Son Dictionnaire secret (1968) témoigne de cette volonté de déterrer les mots
oubliés, les mots tabous, posant ainsi le problème de la langue et de ses limites: ce
livre connaîtra un succès lié à l'interdit dans un pays la littérature érotique a
toujours été censurée. Pour Cela, les mots sont des «outils de travail qui ne doivent
pas être disqualifiés en raison de leur sens».
L'humour
L'humour, d'abord satirique, tend à ridiculiser par le verbe une société qui cherche
avant tout l'effet et l'apparence. Il passe par des définitions absurdes, des parodies de
la grandiloquence. En choisissant les mots qui font rougir, les expressions
dialectales, Cela donne à la langue dans son entier ses lettres de noblesse.

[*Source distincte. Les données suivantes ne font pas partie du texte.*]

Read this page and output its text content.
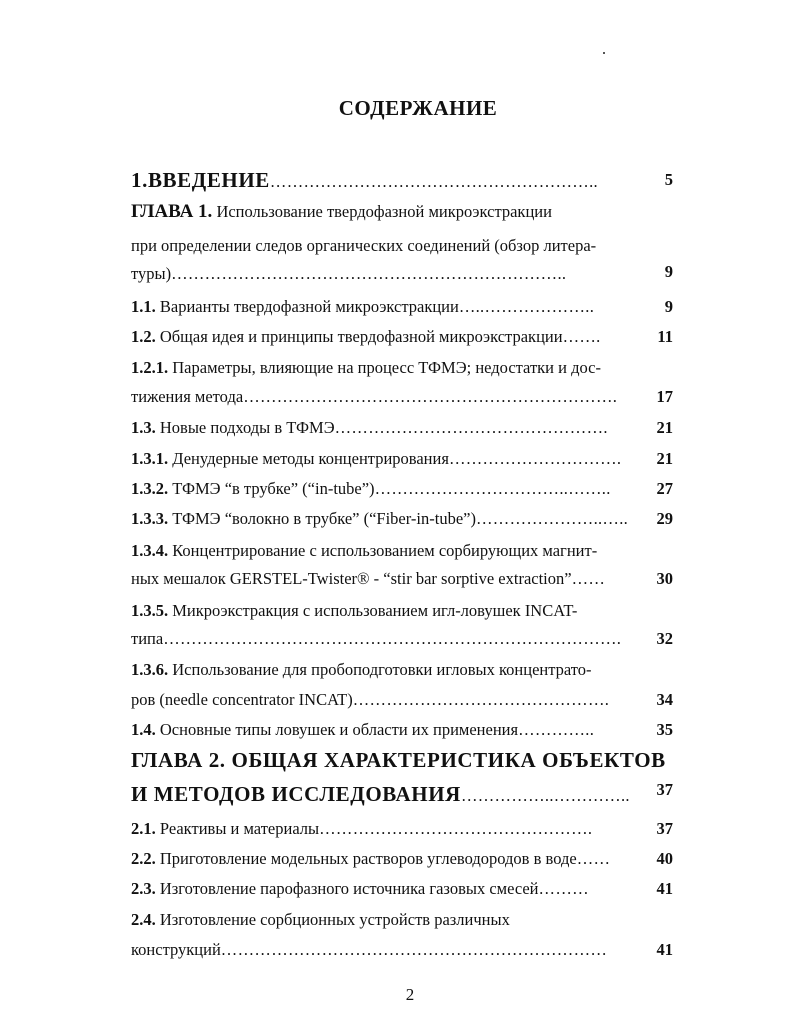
СОДЕРЖАНИЕ
1.ВВЕДЕНИЕ…………………………………………………..	5
ГЛАВА 1. Использование твердофазной микроэкстракции
при определении следов органических соединений (обзор литера-
туры)……………………………………………………………..	9
1.1. Варианты твердофазной микроэкстракции…..………………..	9
1.2. Общая идея и принципы твердофазной микроэкстракции…….	11
1.2.1. Параметры, влияющие на процесс ТФМЭ; недостатки и дос-
тижения метода………………………………………………………….	17
1.3. Новые подходы в ТФМЭ………………………………………….	21
1.3.1. Денудерные методы концентрирования………………………….	21
1.3.2. ТФМЭ “в трубке” (“in-tube”)……………………………..……..	27
1.3.3. ТФМЭ “волокно в трубке” (“Fiber-in-tube”)…………………..…..	29
1.3.4. Концентрирование с использованием сорбирующих магнит-
ных мешалок GERSTEL-Twister® - “stir bar sorptive extraction”……	30
1.3.5. Микроэкстракция с использованием игл-ловушек INCAT-
типа……………………………………………………………………….	32
1.3.6. Использование для пробоподготовки игловых концентрато-
ров (needle concentrator INCAT)……………………………………….	34
1.4. Основные типы ловушек и области их применения…………..	35
ГЛАВА 2. ОБЩАЯ ХАРАКТЕРИСТИКА ОБЪЕКТОВ
И МЕТОДОВ ИССЛЕДОВАНИЯ……………..…………..	37
2.1. Реактивы и материалы………………………………………….	37
2.2. Приготовление модельных растворов углеводородов в воде……	40
2.3. Изготовление парофазного источника газовых смесей………	41
2.4. Изготовление сорбционных устройств различных
конструкций……………………………………………………………	41
2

Ce qui a
été appelé «déformation grotesque de la réalité» n'est peut-être que ce parti pris de
dévoiler dans l'art l'horrible et le laid; tradition qui remonte à Quevedo et à la
pratique du miroir déformant des dessins de Goya, et que Cela a voulue présente
dans son œuvre: «En Espagne, l'humour frôle souvent l'hérésie», déclare celui qui,
écrivain reconnu, revendique sa marginalité.
La veine picaresque
Elle est représentée par les Nouvelles Tribulations et Mésaventures de Lazarillo de
Tormes, qui est un pastiche délibéré, mais aussi, dans une certaine mesure, par la
Famille de Pascual Duarte: dans ce roman, Pascual revient sur son passé, tout
comme Lazarillo; antihéros, à l'opposé de toute valeur d'exemplarité, il constitue,
tout comme les innombrables personnages de la Ruche, un emprunt de plus à la
littérature picaresque.
Les livres de voyages sont également à rapprocher de cette littérature: tel le picaro
du XVIe siècle, le narrateur traverse les terres espagnoles en vagabond, et les êtres
qu'il rencontre au hasard des routes ne sont guère différents des gueux et des
misérables qui peuplaient les romans picaresques.
Un auteur «hispanist
Alors que l'Espagne franquiste redécouvre les idéaux de l'Espagne impériale et
catholique des Habsbourgs, en littérature, ce besoin d'enracinement se manifeste
chez les intellectuels franquistes par un retour à la prose raffinée du Siècle d'or. En
prenant le Lazarillo, littérature de l'anti-honneur, comme modèle de sa prose, Cela
se soumet à l'air du temps tout en affirmant encore une fois la marginalité de sa
volonté créatrice: paradoxe d'un auteur qui suit la tradition par des voies de traverse.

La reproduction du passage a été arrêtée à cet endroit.